Some notes on complex arithmetic with SSE2

SSE2 packs two doubles into a single XMM register, so the first temptation is to store the real and complex parts of one number per register. I've had little success with this approach: whilst it works well for addition and subtraction, it would be difficult to contrive a storage method which worked poorly for those operations.

For multiplication, the elements always seem to be in the wrong place, so many shuffle instructions become necessary. Whilst the P4 executes SHUFPD, UNPCKHPD and UNPCKLPD in the MMX_SHFT functional unit, so they don't interfere with adds and multiplies in FP_ADD and FP_MUL, the code is still unwieldy, and it sacrifices opportunities for SIMD optimisation

MOVAPD XMM2, XMM0 xmm2 = [x.r x.i]
UNPCKHPD XMM2, XMM0 xmm2 = [x.r x.r]
MULPD XMM2, XMM1 xmm2 = [x.r*y.r x.r*y.i]
MOVAPD XMM3, XMM0 xmm3 = [x.r x.i]
UNPCKLPD XMM3, XMM0 xmm2 = [x.i x.i]
MULPD XMM3, XMM1 xmm3 = [x.i*y.r x.i*y.i]
SHUFPD XMM3, XMM3, 2 xmm3 = [x.i*y.i x.i*y.r]
ORPD XMM3, negator xmm3 = [-x.i*y.i x.i*y.r]: negator is a bit-mask
ADDPD XMM2, XMM3 xmm2 = [x.r*y*r-x.i*y.i x.r*y.i+x.i*y.r]
Code for multiplying two packed complex numbers

I found that it was better to optimise at a slightly higher level.
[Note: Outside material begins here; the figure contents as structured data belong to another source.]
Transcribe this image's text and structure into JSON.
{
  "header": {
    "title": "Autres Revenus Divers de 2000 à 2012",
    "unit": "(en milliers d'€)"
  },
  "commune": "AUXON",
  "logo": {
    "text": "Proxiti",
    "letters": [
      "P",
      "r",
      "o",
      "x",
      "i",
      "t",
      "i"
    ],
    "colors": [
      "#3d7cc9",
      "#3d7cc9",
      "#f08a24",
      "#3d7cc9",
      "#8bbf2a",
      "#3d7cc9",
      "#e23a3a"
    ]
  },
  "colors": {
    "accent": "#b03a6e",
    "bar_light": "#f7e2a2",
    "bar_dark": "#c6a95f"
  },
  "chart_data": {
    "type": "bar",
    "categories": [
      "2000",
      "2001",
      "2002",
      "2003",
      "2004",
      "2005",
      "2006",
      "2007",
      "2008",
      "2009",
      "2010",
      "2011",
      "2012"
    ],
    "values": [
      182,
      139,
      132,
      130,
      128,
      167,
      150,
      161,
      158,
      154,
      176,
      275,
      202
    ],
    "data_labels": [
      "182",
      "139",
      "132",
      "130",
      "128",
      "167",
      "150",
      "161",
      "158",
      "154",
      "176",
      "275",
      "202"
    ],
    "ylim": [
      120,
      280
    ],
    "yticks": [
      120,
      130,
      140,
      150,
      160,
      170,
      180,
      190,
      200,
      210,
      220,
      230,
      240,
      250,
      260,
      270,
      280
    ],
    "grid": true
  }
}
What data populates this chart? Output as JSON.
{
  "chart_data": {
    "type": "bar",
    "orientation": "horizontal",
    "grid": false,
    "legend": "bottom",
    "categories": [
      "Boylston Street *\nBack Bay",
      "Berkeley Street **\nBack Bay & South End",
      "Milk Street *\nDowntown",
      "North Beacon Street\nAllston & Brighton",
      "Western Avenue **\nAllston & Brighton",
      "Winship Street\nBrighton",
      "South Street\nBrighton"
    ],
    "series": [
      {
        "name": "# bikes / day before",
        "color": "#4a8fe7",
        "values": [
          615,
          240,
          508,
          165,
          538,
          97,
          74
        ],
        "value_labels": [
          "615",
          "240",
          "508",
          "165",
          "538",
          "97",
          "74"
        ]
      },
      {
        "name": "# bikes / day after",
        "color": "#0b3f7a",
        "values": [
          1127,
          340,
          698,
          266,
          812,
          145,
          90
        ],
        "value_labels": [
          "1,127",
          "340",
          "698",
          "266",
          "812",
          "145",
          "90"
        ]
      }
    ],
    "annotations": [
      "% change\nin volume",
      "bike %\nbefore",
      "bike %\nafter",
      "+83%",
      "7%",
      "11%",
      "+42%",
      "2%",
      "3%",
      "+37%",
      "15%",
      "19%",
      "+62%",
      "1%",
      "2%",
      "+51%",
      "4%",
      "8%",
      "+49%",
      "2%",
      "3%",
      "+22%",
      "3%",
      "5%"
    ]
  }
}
If we keep the real parts of two complex numbers in one XMM register and the imaginary parts in another, the standard sequence

inline cplx_sse2 operator*(cplx_sse2 a, cplx_sse2 b)
{
	cplx_sse2 c;
	c.r = _mm_sub_pd(_mm_mul_pd(a.r,b.r), _mm_mul_pd(a.i,b.i));
	c.i = _mm_add_pd(_mm_mul_pd(a.r,b.i), _mm_mul_pd(a.i,b.r));
	return c;
}

will compute the product of the two numbers, in four multiplies and two adds. For the Newton-set fractals, the critical operation is the simultaneous evaluation of two polynomials. One approach would be to pack a0 and b0 into one pair of memory locations, a1 and b1 into the next, and so on; we then load [x,x] into a register, and do something like

cplx_sse2 accum = coeffs[0]; // [a_0, b_0]
cplx_sse2 t = xx;
for (int i=1; i<=poldeg; i++)
{
  accum = accum + coeffs[i]*t;
  if (i!=poldeg) t = t*xx;
}

but this is slightly wasteful in that we are effectively computing the powers of x twice. I preferred an approach in which the layout was

a0.r a1.r a0.i a1.i b0.r b1.r b0.i b1.i

and t started as [1,x] and was repeatedly multiplied by [x2, x2]. This code looked like

cplx_sse2 x_power_0_1 = c2f2c(x, cfi(1));
cplx_sse2 x_power_2_2 = c2f2c(x, x);
x_power_2_2 = x_power_2_2 * x_power_2_2;
cplx_sse2 t0 = poly_coeffs_SSE2[0] * x_power_0_1;
cplx_sse2 t1 = poly_coeffs_SSE2[1] * x_power_0_1;
// OK, t0 is first two terms of p, t2 is first two terms of dp
int j=2;
for (int i=1; i<poly_terms_SSE2; i++,j+=2)
{
	x_power_0_1 = x_power_0_1 * x_power_2_2;
	t0 = t0 + poly_coeffs_SSE2[j] * x_power_0_1;
	t1 = t1 + poly_coeffs_SSE2[1+j] * x_power_0_1;
}
// polynomials now computed, but in two halves

cplx tt0 = recover_sum(t0); cplx tt2 = recover_sum(t1);
iter++; oldx = x; x=x-tt0/tt2;
where the recover_sum routine takes a pair of SSE2 registers [even.r odd.r] and [even.i odd.i] and returns [even.r+odd.r even.i+odd.i].